Kearifan lokal merupakan khazanah kearifan dan pengetahuan yang turun-temurun diwariskan dari generasi ke generasi dalam suatu komunitas atau masyarakat tertentu. Hal ini mencakup beragam nilai, norma, tradisi, kepercayaan, bahasa, seni, teknologi, dan praktik-praktik kehidupan sehari-hari yang membentuk identitas budaya suatu kelompok manusia. Kearifan lokal ini secara unik terbentuk dan berkembang sesuai dengan lingkungan fisik, sosial, sejarah, dan nilai-nilai yang ada di masyarakat tersebut.
Sangat penting bagi kita untuk menyadari bahwa kearifan lokal bukanlah sesuatu yang tertutup atau kaku, melainkan suatu entitas yang hidup, adaptif, dan relevan dengan kehidupan saat ini. Kearifan lokal dapat berperan sebagai sumber inspirasi dan solusi bagi berbagai tantangan yang kita hadapi dalam era globalisasi ini, termasuk isu-isu lingkungan, krisis sosial, dan pemanfaatan teknologi dengan bijak.
Suku Jawa, sebagai salah satu kelompok etnis yang mendiami pulau Jawa, Indonesia, memiliki warisan kebudayaan yang sangat kaya dan mendalam. Sejak zaman dahulu, masyarakat Jawa telah mengembangkan dan menghidupkan berbagai nilai-nilai kearifan lokal yang menjadi landasan dalam kehidupan sehari-hari mereka. Kearifan lokal suku Jawa meliputi aspek-aspek budaya, agama, filosofi hidup, dan interaksi sosial yang bersifat unik, berwawasan luas, serta mendalam.
Salah satu tradisi yang masih dilakukan dari generasi ke generasi salah satunya adalah Merti Padukuhan di Dusun Kemiri, Kulon Progo. Merti Padukuhan memiliki makna mendalam yang melibatkan seluruh anggota masyarakat padukuhan. "Merti" sendiri berasal dari bahasa Jawa yang berarti menghormati atau menghargai. Tradisi ini mencerminkan sikap rasa syukur kepada Tuhan Yang Maha Esa atas nikmat dan berkah-Nya yang diberikan kepada warga padukuhan.

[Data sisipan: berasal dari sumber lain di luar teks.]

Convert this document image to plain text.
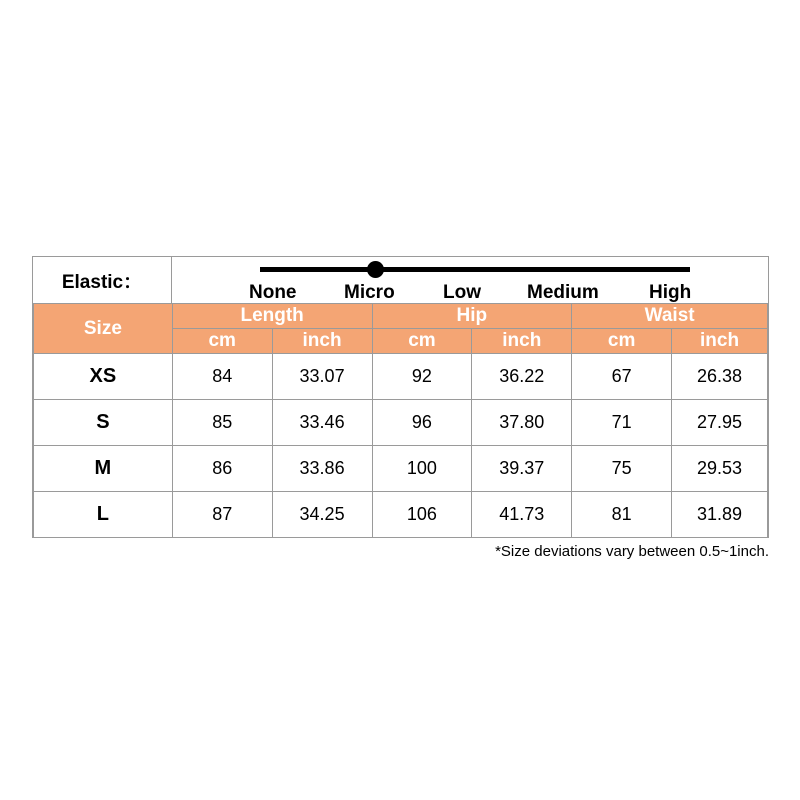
Elastic：	None	Micro	Low Medium	High
Size	Length		Hip		Waist	
	cm	inch	cm	inch	cm	inch
XS	84	33.07	92	36.22	67	26.38
S	85	33.46	96	37.80	71	27.95
M	86	33.86	100	39.37	75	29.53
L	87	34.25	106	41.73	81	31.89
*Size deviations vary between 0.5~1inch.
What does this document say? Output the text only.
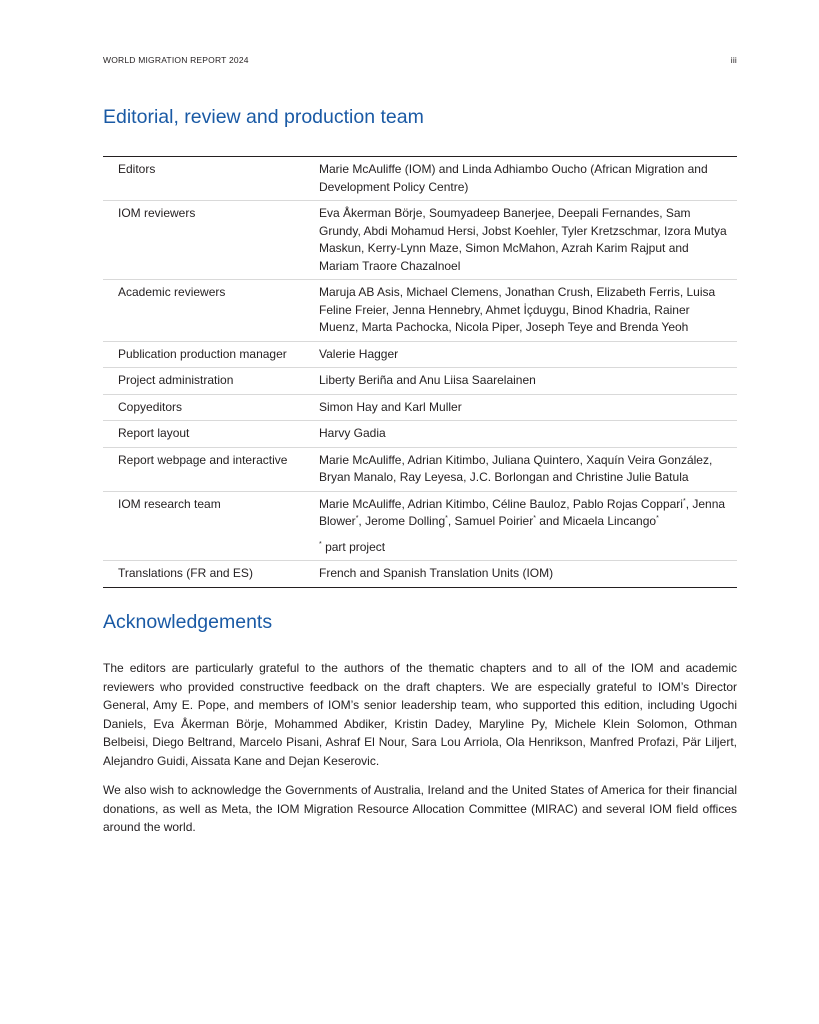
WORLD MIGRATION REPORT 2024	iii
Editorial, review and production team
Editors	Marie McAuliffe (IOM) and Linda Adhiambo Oucho (African Migration and Development Policy Centre)
IOM reviewers	Eva Åkerman Börje, Soumyadeep Banerjee, Deepali Fernandes, Sam Grundy, Abdi Mohamud Hersi, Jobst Koehler, Tyler Kretzschmar, Izora Mutya Maskun, Kerry-Lynn Maze, Simon McMahon, Azrah Karim Rajput and Mariam Traore Chazalnoel
Academic reviewers	Maruja AB Asis, Michael Clemens, Jonathan Crush, Elizabeth Ferris, Luisa Feline Freier, Jenna Hennebry, Ahmet İçduygu, Binod Khadria, Rainer Muenz, Marta Pachocka, Nicola Piper, Joseph Teye and Brenda Yeoh
Publication production manager	Valerie Hagger
Project administration	Liberty Beriña and Anu Liisa Saarelainen
Copyeditors	Simon Hay and Karl Muller
Report layout	Harvy Gadia
Report webpage and interactive	Marie McAuliffe, Adrian Kitimbo, Juliana Quintero, Xaquín Veira González, Bryan Manalo, Ray Leyesa, J.C. Borlongan and Christine Julie Batula
IOM research team	Marie McAuliffe, Adrian Kitimbo, Céline Bauloz, Pablo Rojas Coppari*, Jenna Blower*, Jerome Dolling*, Samuel Poirier* and Micaela Lincango*
* part project

Translations (FR and ES)	French and Spanish Translation Units (IOM)
Acknowledgements

The editors are particularly grateful to the authors of the thematic chapters and to all of the IOM and academic reviewers who provided constructive feedback on the draft chapters. We are especially grateful to IOM’s Director General, Amy E. Pope, and members of IOM’s senior leadership team, who supported this edition, including Ugochi Daniels, Eva Åkerman Börje, Mohammed Abdiker, Kristin Dadey, Maryline Py, Michele Klein Solomon, Othman Belbeisi, Diego Beltrand, Marcelo Pisani, Ashraf El Nour, Sara Lou Arriola, Ola Henrikson, Manfred Profazi, Pär Liljert, Alejandro Guidi, Aissata Kane and Dejan Keserovic.

We also wish to acknowledge the Governments of Australia, Ireland and the United States of America for their financial donations, as well as Meta, the IOM Migration Resource Allocation Committee (MIRAC) and several IOM field offices around the world.
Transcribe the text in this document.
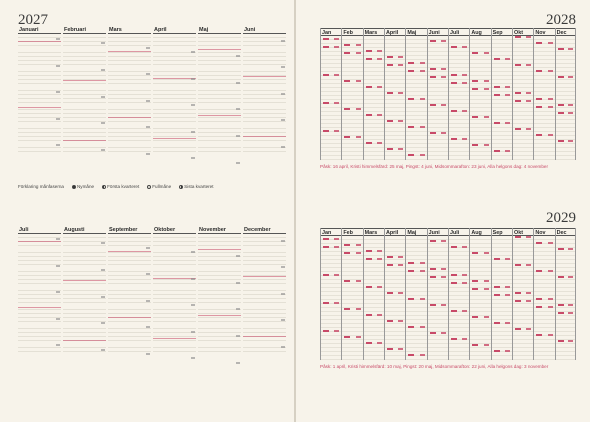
2027
Januari	Februari	Mars	April	Maj	Juni
Förklaring månfaserna	Nymåne	Första kvarteret	Fullmåne	Sista kvarteret
Juli	Augusti	September	Oktober	November	December
2028
Jan	Feb	Mars	April	Maj	Juni	Juli	Aug	Sep	Okt	Nov	Dec
Påsk: 16 april, Kristi himmelsfärd: 25 maj, Pingst: 4 juni, Midsommarafton: 23 juni, Alla helgons dag: 4 november
2029
Jan	Feb	Mars	April	Maj	Juni	Juli	Aug	Sep	Okt	Nov	Dec
Påsk: 1 april, Kristi himmelsfärd: 10 maj, Pingst: 20 maj, Midsommarafton: 22 juni, Alla helgons dag: 3 november
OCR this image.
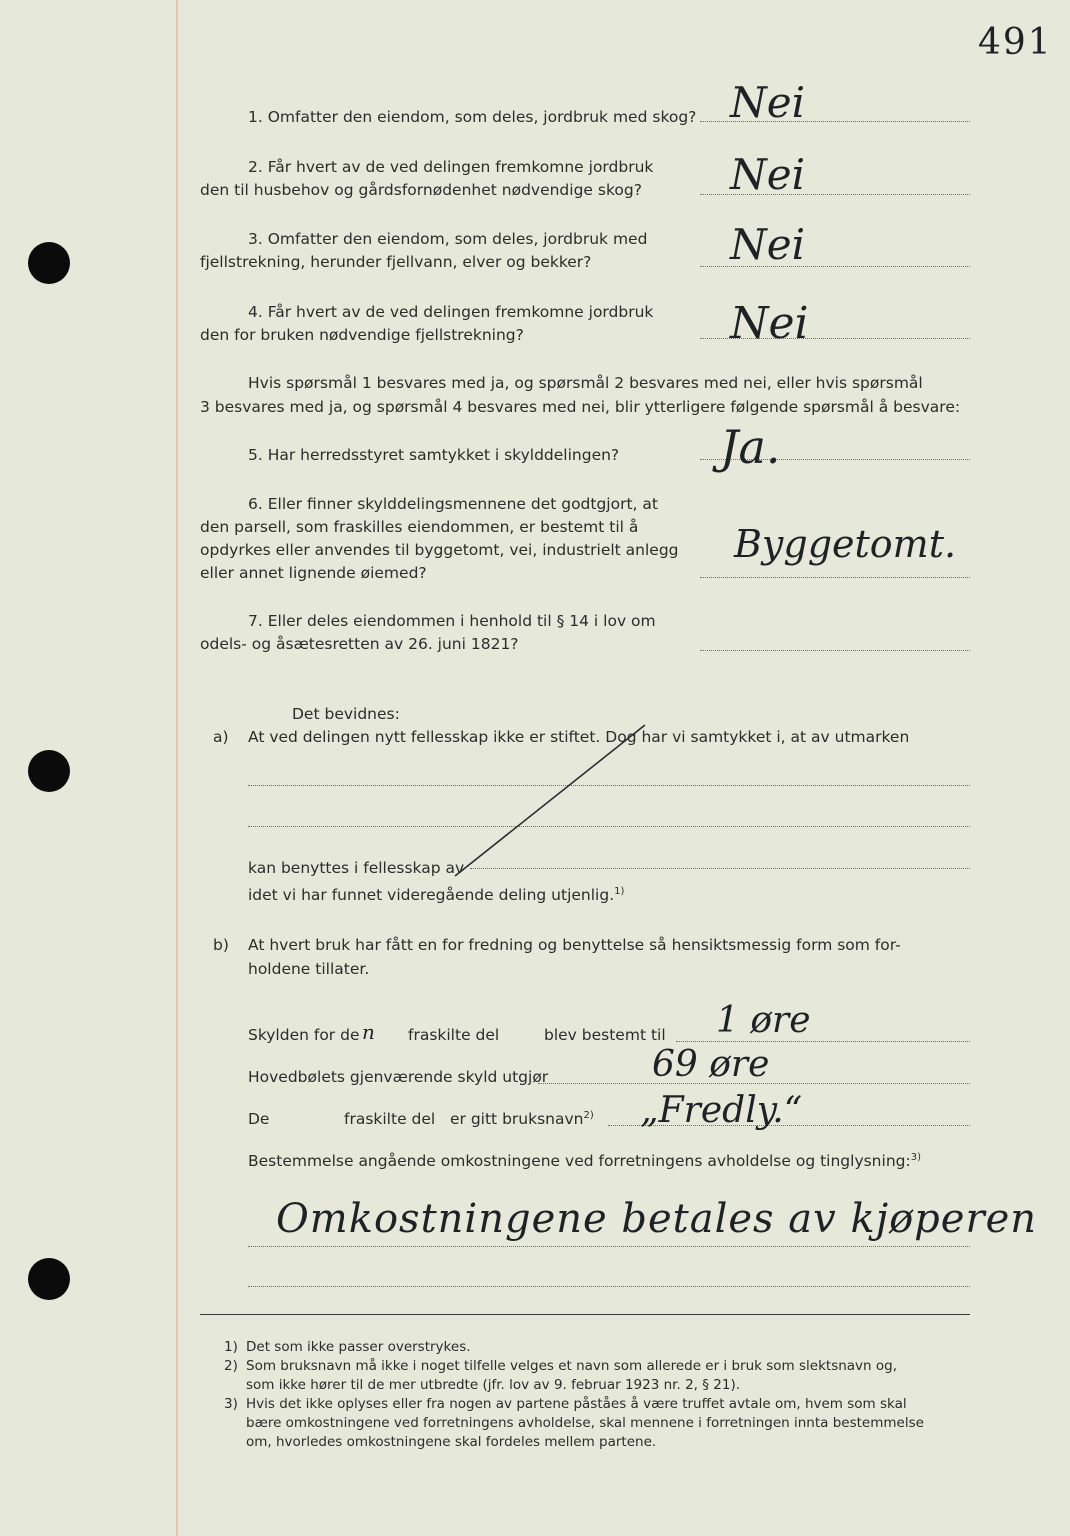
491
1. Omfatter den eiendom, som deles, jordbruk med skog? Nei
2. Får hvert av de ved delingen fremkomne jordbruk
den til husbehov og gårdsfornødenhet nødvendige skog? Nei
3. Omfatter den eiendom, som deles, jordbruk med
fjellstrekning, herunder fjellvann, elver og bekker?	Nei
4. Får hvert av de ved delingen fremkomne jordbruk
den for bruken nødvendige fjellstrekning?	Nei
Hvis spørsmål 1 besvares med ja, og spørsmål 2 besvares med nei, eller hvis spørsmål
3 besvares med ja, og spørsmål 4 besvares med nei, blir ytterligere følgende spørsmål å besvare:
5. Har herredsstyret samtykket i skylddelingen? Ja.
6. Eller finner skylddelingsmennene det godtgjort, at
den parsell, som fraskilles eiendommen, er bestemt til å
opdyrkes eller anvendes til byggetomt, vei, industrielt anlegg
eller annet lignende øiemed?
Byggetomt.
7. Eller deles eiendommen i henhold til § 14 i lov om
odels- og åsætesretten av 26. juni 1821?
Det bevidnes:
a) At ved delingen nytt fellesskap ikke er stiftet. Dog har vi samtykket i, at av utmarken
kan benyttes i fellesskap av
idet vi har funnet videregående deling utjenlig.$^{1)}$
b) At hvert bruk har fått en for fredning og benyttelse så hensiktsmessig form som for-
holdene tillater.
Skylden for de n fraskilte del	blev bestemt til 1 øre
Hovedbølets gjenværende skyld utgjør	69 øre
De	fraskilte del er gitt bruksnavn$^{2)}$ „Fredly.“
Bestemmelse angående omkostningene ved forretningens avholdelse og tinglysning:$^{3)}$
Omkostningene betales av kjøperen
1) Det som ikke passer overstrykes.
2) Som bruksnavn må ikke i noget tilfelle velges et navn som allerede er i bruk som slektsnavn og,
som ikke hører til de mer utbredte (jfr. lov av 9. februar 1923 nr. 2, § 21).
3) Hvis det ikke oplyses eller fra nogen av partene påståes å være truffet avtale om, hvem som skal
bære omkostningene ved forretningens avholdelse, skal mennene i forretningen innta bestemmelse
om, hvorledes omkostningene skal fordeles mellem partene.
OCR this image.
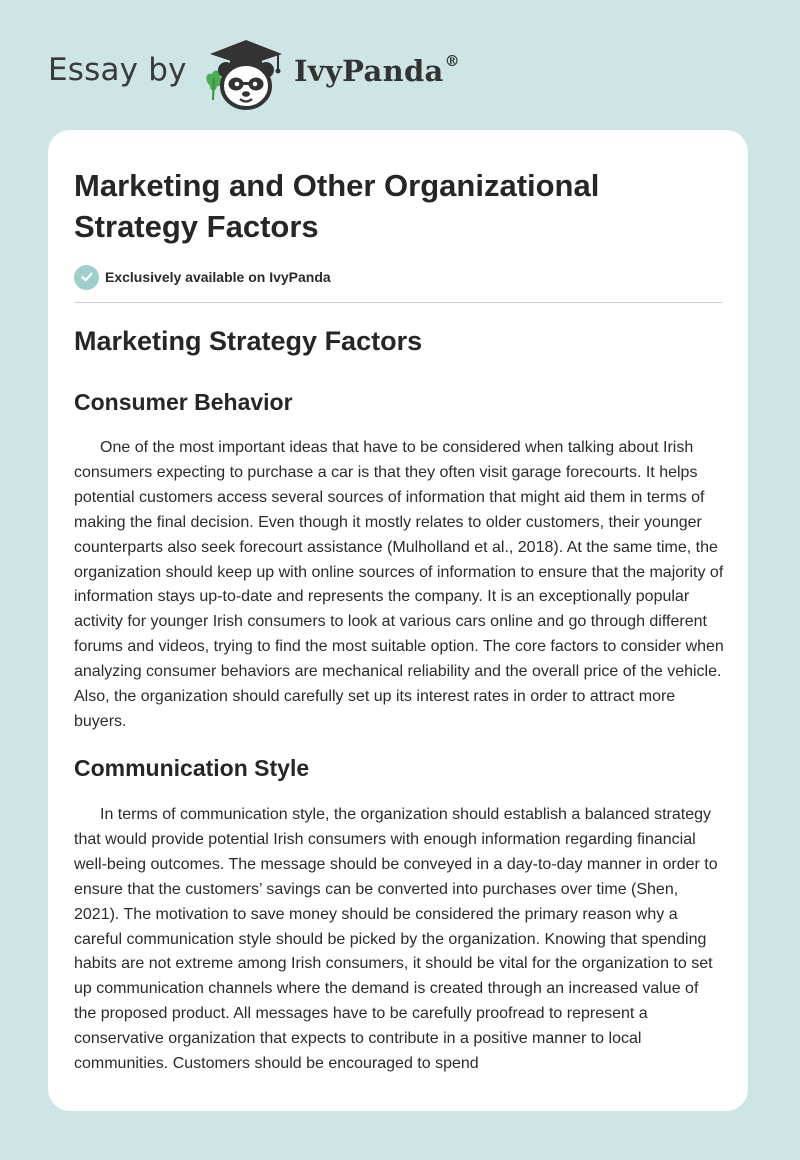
Essay by	IvyPanda®
Marketing and Other Organizational Strategy Factors
Exclusively available on IvyPanda
Marketing Strategy Factors
Consumer Behavior

One of the most important ideas that have to be considered when talking about Irish consumers expecting to purchase a car is that they often visit garage forecourts. It helps potential customers access several sources of information that might aid them in terms of making the final decision. Even though it mostly relates to older customers, their younger counterparts also seek forecourt assistance (Mulholland et al., 2018). At the same time, the organization should keep up with online sources of information to ensure that the majority of information stays up-to-date and represents the company. It is an exceptionally popular activity for younger Irish consumers to look at various cars online and go through different forums and videos, trying to find the most suitable option. The core factors to consider when analyzing consumer behaviors are mechanical reliability and the overall price of the vehicle. Also, the organization should carefully set up its interest rates in order to attract more buyers.

Communication Style

In terms of communication style, the organization should establish a balanced strategy that would provide potential Irish consumers with enough information regarding financial well-being outcomes. The message should be conveyed in a day-to-day manner in order to ensure that the customers’ savings can be converted into purchases over time (Shen, 2021). The motivation to save money should be considered the primary reason why a careful communication style should be picked by the organization. Knowing that spending habits are not extreme among Irish consumers, it should be vital for the organization to set up communication channels where the demand is created through an increased value of the proposed product. All messages have to be carefully proofread to represent a conservative organization that expects to contribute in a positive manner to local communities. Customers should be encouraged to spend
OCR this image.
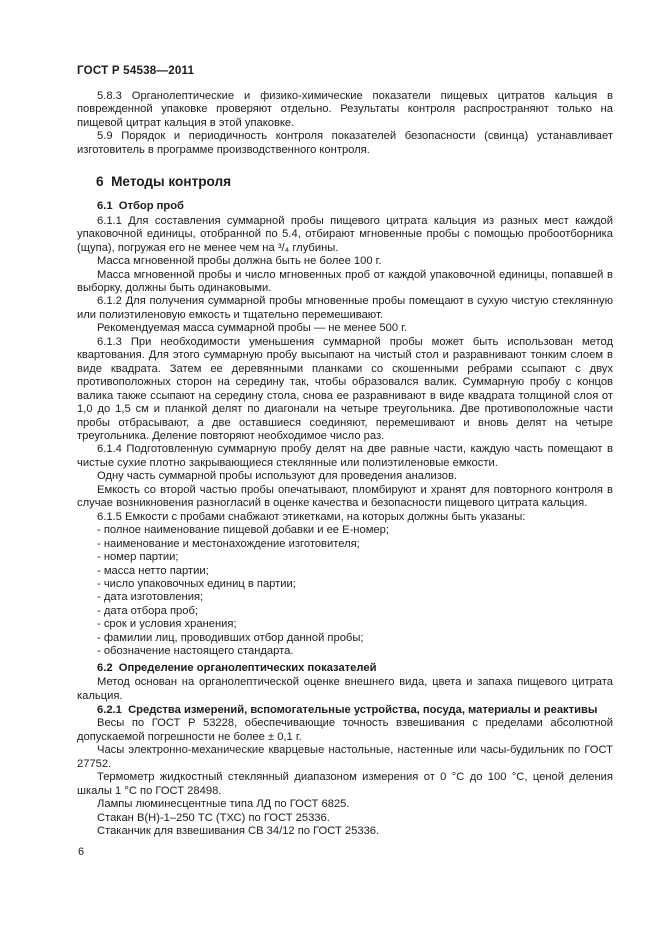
ГОСТ Р 54538—2011

5.8.3 Органолептические и физико-химические показатели пищевых цитратов кальция в поврежденной упаковке проверяют отдельно. Результаты контроля распространяют только на пищевой цитрат кальция в этой упаковке.

5.9 Порядок и периодичность контроля показателей безопасности (свинца) устанавливает изготовитель в программе производственного контроля.

6  Методы контроля
6.1  Отбор проб

6.1.1 Для составления суммарной пробы пищевого цитрата кальция из разных мест каждой упаковочной единицы, отобранной по 5.4, отбирают мгновенные пробы с помощью пробоотборника (щупа), погружая его не менее чем на ³/₄ глубины.

Масса мгновенной пробы должна быть не более 100 г.

Масса мгновенной пробы и число мгновенных проб от каждой упаковочной единицы, попавшей в выборку, должны быть одинаковыми.

6.1.2 Для получения суммарной пробы мгновенные пробы помещают в сухую чистую стеклянную или полиэтиленовую емкость и тщательно перемешивают.

Рекомендуемая масса суммарной пробы — не менее 500 г.

6.1.3 При необходимости уменьшения суммарной пробы может быть использован метод квартования. Для этого суммарную пробу высыпают на чистый стол и разравнивают тонким слоем в виде квадрата. Затем ее деревянными планками со скошенными ребрами ссыпают с двух противоположных сторон на середину так, чтобы образовался валик. Суммарную пробу с концов валика также ссыпают на середину стола, снова ее разравнивают в виде квадрата толщиной слоя от 1,0 до 1,5 см и планкой делят по диагонали на четыре треугольника. Две противоположные части пробы отбрасывают, а две оставшиеся соединяют, перемешивают и вновь делят на четыре треугольника. Деление повторяют необходимое число раз.

6.1.4 Подготовленную суммарную пробу делят на две равные части, каждую часть помещают в чистые сухие плотно закрывающиеся стеклянные или полиэтиленовые емкости.

Одну часть суммарной пробы используют для проведения анализов.

Емкость со второй частью пробы опечатывают, пломбируют и хранят для повторного контроля в случае возникновения разногласий в оценке качества и безопасности пищевого цитрата кальция.

6.1.5 Емкости с пробами снабжают этикетками, на которых должны быть указаны:

- полное наименование пищевой добавки и ее Е-номер;

- наименование и местонахождение изготовителя;

- номер партии;

- масса нетто партии;

- число упаковочных единиц в партии;

- дата изготовления;

- дата отбора проб;

- срок и условия хранения;

- фамилии лиц, проводивших отбор данной пробы;

- обозначение настоящего стандарта.

6.2  Определение органолептических показателей

Метод основан на органолептической оценке внешнего вида, цвета и запаха пищевого цитрата кальция.

6.2.1  Средства измерений, вспомогательные устройства, посуда, материалы и реактивы

Весы по ГОСТ Р 53228, обеспечивающие точность взвешивания с пределами абсолютной допускаемой погрешности не более ± 0,1 г.

Часы электронно-механические кварцевые настольные, настенные или часы-будильник по ГОСТ 27752.

Термометр жидкостный стеклянный диапазоном измерения от 0 °С до 100 °С, ценой деления шкалы 1 °С по ГОСТ 28498.

Лампы люминесцентные типа ЛД по ГОСТ 6825.

Стакан В(Н)-1–250 ТС (ТХС) по ГОСТ 25336.

Стаканчик для взвешивания СВ 34/12 по ГОСТ 25336.

6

Sebelum pelaksanaan Merti Padukuhan, masyarakat bersama-sama mempersiapkan segala sesuatu dengan penuh semangat dan gotong-royong. Mereka membersihkan lingkungan padukuhan, seperti jalan-jalan yang akan dilalui saat kirab berlangsung. Selain itu, masyarakat Kemiri juga menghias gunungan yang akan diarak saat kirab.
Merti Padukuhan biasanya dilaksanakan pada hari yang baik menurut kalender Jawa atau untuk merayakan peristiwa penting, seperti ulang tahun padukuhan atau peristiwa penting lainnya. Acara ini dihadiri oleh seluruh warga padukuhan, termasuk tokoh masyarakat, pemuka agama, dan tamu undangan dari luar padukuhan.
Prosesi diawali dengan kirab, yaitu mengarak gunungan mengelilingi Dusun Kemiri sebagai bentuk pembagian berkah dan semangat kebersamaan. Merti Padukuhan di Dusun Kemiri dilakukan dengan mengarak gunungan berisi hasil panen, snack, balon, dan lainnya. Kesenian jathilan juga turut memeriahkan kirab desa.
Merti Padukuhan tidak hanya sekadar upacara adat, tetapi juga sebagai momen untuk mempererat kebersamaan dan kekeluargaan di antara masyarakat padukuhan. Semangat gotong-royong sangat kental dalam tradisi ini, dimana semua anggota masyarakat terlibat aktif dalam persiapan dan pelaksanaan acara. Tradisi ini juga menjadi wadah untuk menyampaikan pesan-pesan moral, etika, dan norma-norma sosial yang harus dijunjung tinggi sebagai anggota masyarakat yang baik.
Dalam era modernisasi, tradisi Merti Padukuhan menghadapi tantangan untuk tetap lestari. Namun, upaya pelestarian terus dilakukan oleh para pemangku adat, tokoh masyarakat, dan generasi muda yang sadar akan pentingnya menjaga identitas budaya dan kearifan lokal.
Merti Padukuhan adalah sebuah persembahan syukur dan penghormatan kepada Tuhan serta sebuah bentuk cinta kasih dan persaudaraan antar sesama manusia. Semangat tradisi ini membawa kehangatan dan kedamaian di tengah kehidupan yang semakin serba cepat dan kompleks. Sebagai salah satu aset budaya Indonesia, Merti Padukuhan patut dilestarikan dan diwariskan kepada generasi-generasi mendatang sebagai simbol kearifan lokal dan semangat kebersamaan yang luhur.